A Survey of GPT-3 Family Large Language Models Including ChatGPT and GPT-4
Kalyan, Katikapalli Subramanyam
Large language models (LLMs) are a special class of pretrained language models obtained by scaling model size, pretraining corpus and computation. LLMs, because of their large size and pretraining on large volumes of text data, exhibit special abilities which allow them to achieve remarkable performances without any task-specific training in many of the natural language processing tasks. The era of LLMs started with OpenAI GPT-3 model, and the popularity of LLMs is increasing exponentially after the introduction of models like ChatGPT and GPT4. We refer to GPT-3 and its successor OpenAI models, including ChatGPT and GPT4, as GPT-3 family large language models (GLLMs).
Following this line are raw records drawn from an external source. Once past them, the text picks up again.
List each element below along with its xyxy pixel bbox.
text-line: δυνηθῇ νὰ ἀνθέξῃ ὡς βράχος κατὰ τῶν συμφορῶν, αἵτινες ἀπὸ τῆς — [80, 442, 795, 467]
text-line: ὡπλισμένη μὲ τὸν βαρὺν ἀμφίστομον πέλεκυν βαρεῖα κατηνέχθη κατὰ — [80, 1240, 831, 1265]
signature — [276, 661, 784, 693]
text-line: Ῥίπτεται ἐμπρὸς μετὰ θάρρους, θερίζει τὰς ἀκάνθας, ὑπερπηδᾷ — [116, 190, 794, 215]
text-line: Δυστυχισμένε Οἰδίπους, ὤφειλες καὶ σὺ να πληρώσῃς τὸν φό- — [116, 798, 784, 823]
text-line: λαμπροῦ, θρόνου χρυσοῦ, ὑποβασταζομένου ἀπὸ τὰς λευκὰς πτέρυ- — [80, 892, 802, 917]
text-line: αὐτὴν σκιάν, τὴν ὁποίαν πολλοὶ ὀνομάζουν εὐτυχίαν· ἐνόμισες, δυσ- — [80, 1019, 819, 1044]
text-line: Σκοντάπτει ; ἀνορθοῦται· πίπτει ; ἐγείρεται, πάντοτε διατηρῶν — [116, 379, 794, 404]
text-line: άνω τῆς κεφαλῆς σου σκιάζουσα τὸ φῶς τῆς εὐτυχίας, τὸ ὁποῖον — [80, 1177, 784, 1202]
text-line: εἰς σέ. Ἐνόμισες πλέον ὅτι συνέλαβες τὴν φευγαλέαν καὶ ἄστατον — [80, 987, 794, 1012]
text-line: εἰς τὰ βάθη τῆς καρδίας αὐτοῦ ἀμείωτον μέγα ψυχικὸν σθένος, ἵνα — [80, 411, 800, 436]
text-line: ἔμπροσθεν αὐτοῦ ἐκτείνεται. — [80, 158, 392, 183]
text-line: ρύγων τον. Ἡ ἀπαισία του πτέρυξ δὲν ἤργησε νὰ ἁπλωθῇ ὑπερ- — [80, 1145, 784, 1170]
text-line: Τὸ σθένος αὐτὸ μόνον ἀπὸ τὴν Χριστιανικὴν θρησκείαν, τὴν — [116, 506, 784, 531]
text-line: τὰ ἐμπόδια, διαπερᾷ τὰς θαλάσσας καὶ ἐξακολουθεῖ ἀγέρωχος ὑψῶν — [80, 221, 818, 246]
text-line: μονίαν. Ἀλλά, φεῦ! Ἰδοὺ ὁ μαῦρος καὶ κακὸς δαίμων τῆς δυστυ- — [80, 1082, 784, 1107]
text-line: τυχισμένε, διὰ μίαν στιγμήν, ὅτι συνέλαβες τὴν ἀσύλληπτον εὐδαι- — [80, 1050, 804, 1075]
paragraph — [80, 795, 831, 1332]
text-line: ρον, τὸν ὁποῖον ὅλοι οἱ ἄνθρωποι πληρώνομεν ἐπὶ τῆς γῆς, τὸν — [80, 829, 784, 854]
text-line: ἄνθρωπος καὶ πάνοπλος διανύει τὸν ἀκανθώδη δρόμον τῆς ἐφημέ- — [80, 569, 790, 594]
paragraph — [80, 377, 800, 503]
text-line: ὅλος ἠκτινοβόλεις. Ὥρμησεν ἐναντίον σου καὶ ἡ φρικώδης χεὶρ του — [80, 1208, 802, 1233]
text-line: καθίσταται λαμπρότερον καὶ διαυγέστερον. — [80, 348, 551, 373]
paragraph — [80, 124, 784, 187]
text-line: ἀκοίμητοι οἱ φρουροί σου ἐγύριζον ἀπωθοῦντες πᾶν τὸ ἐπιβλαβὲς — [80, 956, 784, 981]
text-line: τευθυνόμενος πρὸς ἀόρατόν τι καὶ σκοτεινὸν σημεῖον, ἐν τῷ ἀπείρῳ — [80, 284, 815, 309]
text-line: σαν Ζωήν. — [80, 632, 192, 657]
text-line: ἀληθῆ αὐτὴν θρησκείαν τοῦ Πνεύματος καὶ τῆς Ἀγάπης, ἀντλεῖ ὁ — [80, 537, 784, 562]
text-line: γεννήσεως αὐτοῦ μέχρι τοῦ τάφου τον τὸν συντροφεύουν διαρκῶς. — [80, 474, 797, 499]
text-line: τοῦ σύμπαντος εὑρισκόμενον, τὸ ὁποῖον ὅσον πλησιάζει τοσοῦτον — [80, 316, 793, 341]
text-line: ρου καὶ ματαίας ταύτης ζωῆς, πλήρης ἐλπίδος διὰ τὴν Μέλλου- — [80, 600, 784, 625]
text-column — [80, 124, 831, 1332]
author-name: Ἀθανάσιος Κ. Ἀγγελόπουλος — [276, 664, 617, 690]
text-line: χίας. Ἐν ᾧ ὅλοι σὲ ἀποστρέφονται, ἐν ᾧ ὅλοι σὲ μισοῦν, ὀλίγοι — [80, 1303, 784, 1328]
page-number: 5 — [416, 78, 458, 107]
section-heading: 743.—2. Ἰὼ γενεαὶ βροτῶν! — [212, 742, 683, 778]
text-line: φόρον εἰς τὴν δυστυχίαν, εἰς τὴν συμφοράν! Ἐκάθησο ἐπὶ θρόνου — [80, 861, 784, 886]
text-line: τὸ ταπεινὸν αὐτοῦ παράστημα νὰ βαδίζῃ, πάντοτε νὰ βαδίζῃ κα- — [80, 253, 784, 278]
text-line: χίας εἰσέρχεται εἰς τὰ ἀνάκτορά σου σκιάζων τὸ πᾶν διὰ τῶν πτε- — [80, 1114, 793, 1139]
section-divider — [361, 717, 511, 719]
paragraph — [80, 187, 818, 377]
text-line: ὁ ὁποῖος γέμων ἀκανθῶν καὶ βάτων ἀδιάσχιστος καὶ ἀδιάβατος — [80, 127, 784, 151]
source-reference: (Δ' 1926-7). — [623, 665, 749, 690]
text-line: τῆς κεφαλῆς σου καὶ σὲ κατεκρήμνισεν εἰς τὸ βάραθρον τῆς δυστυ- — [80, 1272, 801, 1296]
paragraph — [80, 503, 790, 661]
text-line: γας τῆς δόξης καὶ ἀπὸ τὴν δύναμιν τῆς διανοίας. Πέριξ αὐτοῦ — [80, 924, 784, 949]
With the ever-rising popularity of GLLMs, especially in the research community, there is a strong need for a comprehensive survey which summarizes the recent research progress in multiple dimensions and can guide the research community with insightful future research directions. We start the survey paper with foundation concepts like transformers, transfer learning, self-supervised learning, pretrained language models and large language models. We then present a brief overview of GLLMs and discuss the performances of GLLMs in various downstream tasks, specific domains and multiple languages. We also discuss the data labelling and data augmentation abilities of GLLMs, the robustness of GLLMs, the effectiveness of GLLMs as evaluators, and finally, conclude with multiple insightful future research directions. To summarize, this comprehensive survey paper will serve as a good resource for both academic and industry people to stay updated with the latest research related to GPT-3 family large language models.